Learning that is important to living comes primarily from what is experienced. For example, love and concern from a teacher, fear of a bully and infatuation for a classmate all create indelible lessons remembered for a lifetime. On the other hand, the only lesson most kids take away after learning the Pythagorean Theorem and the date of the battle of Gettysburg is that learning isn’t fun and is a waste of time.

The sooner a person can get out of school, the better the chances for useful learning. Personal initiative, individual study, successes, mistakes, fear and pride out in the real world are the best teachers. These two volumes encapsulate the issues we face in real life and have taken me ______chapters and almost a thousand pages to cover in abbreviated form. The fact that essentially none of this material is covered in formal schooling is a testament to the failure of modern education.

Without sufficient life experience (which creates little hooks in the mind to which details can attach), or a specific need to apply information, learning just by rote goes into short-term memory (long enough to pass a test) and is then essentially lost. As mental calisthenics coursework is fine. As training for life it is woefully inadequate. Children are taught how to read (barely) but they are left unable to distinguish what is worth reading. It teaches about things, not reasons. It gives the false idea that life is scripted such that if specific do’s and don’ts are followed–papers are written and tests aced–that success will surely follow.

If in doubt about the utility of modern education ask employers whether new graduates (other than from trade schools) bring to the workplace anything other than tools they don’t know how to use. If an employer can find an employee who is motivated, eager to learn and a self-starter (all rarities), that is about the most that can be hoped for. From there the employer is faced with all the costs of trainingand pay to the employee while doing it. In the meantime schools take a big chunk out of tax dollars and teachers get good salaries and great benefits. But the students they turn out are in no way ready to hit the ground running once they find a job. Nevertheless, educators – with their absurd lecture, note-take, regurgitate pedantic – mislead students into believing that they are receiving real training that can immediately command high wages and benefits. This not only does a disservice to the student but forces employers to repair the damage and bring new graduates back down to earth.

Understandably students spending years burdened by mountains of memorization are exhausted by academic demands and feel entitled to a reward, even though they intuitively know that the majority of what they have memorized is worthless. The result is a workplace filled with overpaid, under-skilled employees. Many see their stint with education as a price paid, a reason for entitlement and a burdensome part of their personal history, not an active and engaging part of their future.

Schools should effectively and thoroughly teach the basics that everyone needs to function well in society. Very general courses should be taught in all the disciplines to give students a broad overview of what knowledge holds and to equip them for a degree of self-sufficiency – like balancing a checkbook, avoiding credit card debt and high interest, writing a clear letter, preparing meals, fixing a plugged sink, sewing, checking the car oil and air tire pressure, changing the furnace filter and so on.

This could be accomplished easily within 6-8 years of school, but beginning at an older age since too much of education is wasted on the young. School days should be shortened and not begin in the early morning when growing bodies and minds should be sleeping. By compressing school-time, teachers would be forced to hit the high points that students are more likely to retain.

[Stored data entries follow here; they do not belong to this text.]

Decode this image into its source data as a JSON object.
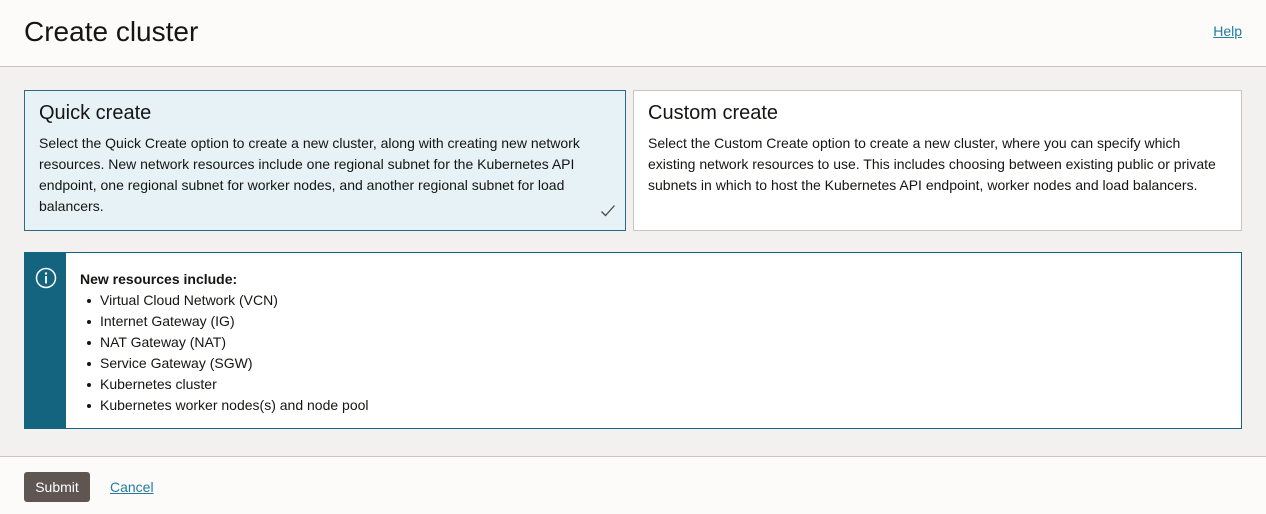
{
  "header": {
    "title": "Create cluster",
    "help_label": "Help"
  },
  "options": {
    "quick": {
      "title": "Quick create",
      "description": "Select the Quick Create option to create a new cluster, along with creating new network resources. New network resources include one regional subnet for the Kubernetes API endpoint, one regional subnet for worker nodes, and another regional subnet for load balancers.",
      "selected": true
    },
    "custom": {
      "title": "Custom create",
      "description": "Select the Custom Create option to create a new cluster, where you can specify which existing network resources to use. This includes choosing between existing public or private subnets in which to host the Kubernetes API endpoint, worker nodes and load balancers.",
      "selected": false
    }
  },
  "info": {
    "icon": "info-icon",
    "heading": "New resources include:",
    "items": [
      "Virtual Cloud Network (VCN)",
      "Internet Gateway (IG)",
      "NAT Gateway (NAT)",
      "Service Gateway (SGW)",
      "Kubernetes cluster",
      "Kubernetes worker nodes(s) and node pool"
    ]
  },
  "footer": {
    "submit_label": "Submit",
    "cancel_label": "Cancel"
  },
  "colors": {
    "accent": "#14647f",
    "selected_bg": "#e6f2f5",
    "link": "#227e9e",
    "submit_bg": "#5f5652"
  }
}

Specific training for specific careers should follow these 6-8 years with lots of hands-on practical experience and emphasis on problem solving. Before a student is released into the workforce they should be able to accomplish a job with competence. As things presently are, most degrees do not signify useful skills other than book reading and test taking.

Also, interspersed in the school curriculum should be coursework in intellectually challenging topics such as philosophy, science, religion, marriage, family, metaphysics, politics, sociology, ethics, logic and all the other fields of controversy in which everyone should make a lifelong study and contribution. Such topics should be taught using basic concepts and by encouraging synthesis, original thinking and hands-on learning, not with a dull memorization format.

Most of all, students should learn that mental growth is an ongoing endeavor and a basic human requirement for happiness. Continuous intellectual growth is necessary to make oneself interesting to others, to properly function in society, and to contribute to improving the world. Education does not end with a degree, it is a lifelong process.
Unfortunately, rather than school stimulating a desire for learning it can leave a bitter after taste that discourages intellectual growth.

Teachers should be accomplished in the real-world field they are teaching and be accountable at all times. Tenure is a crazy idea as is most socialism. If there is any occupation that should be under pressure to achieve performance standards at all times, it is teaching. Instead, unlike any other career, mere time can lock in a bad teacher for a lifetime. The best formula for souring young minds on education is to force incompetent and unlikable teachers on them. Education is not about teachers and their security, it’s about properly training young minds and motivating the intellect of the next generation.

These are all nice ideas, but education is not going to change anytime soon. It is too institutionalized, governmentized, unionized and tenurized. It likes itself the way it is, very comfortable and secure for all who feed from it. Never mind whether students, the workplace and society are really benefiting from it or not.

It’s not like there is some grand conspiracy to keep education boring, irrelevant and expensive. It’s just that those who write curricula and who teach know no better and find it easiest to stay in the same groove in which they were taught. Love of children and wanting to teach are certainly important, but not enough. Students who go through high school, then college, then grad school to become teachers are still students. Students teach others how to be students, not what life is really about or how to succeed in it.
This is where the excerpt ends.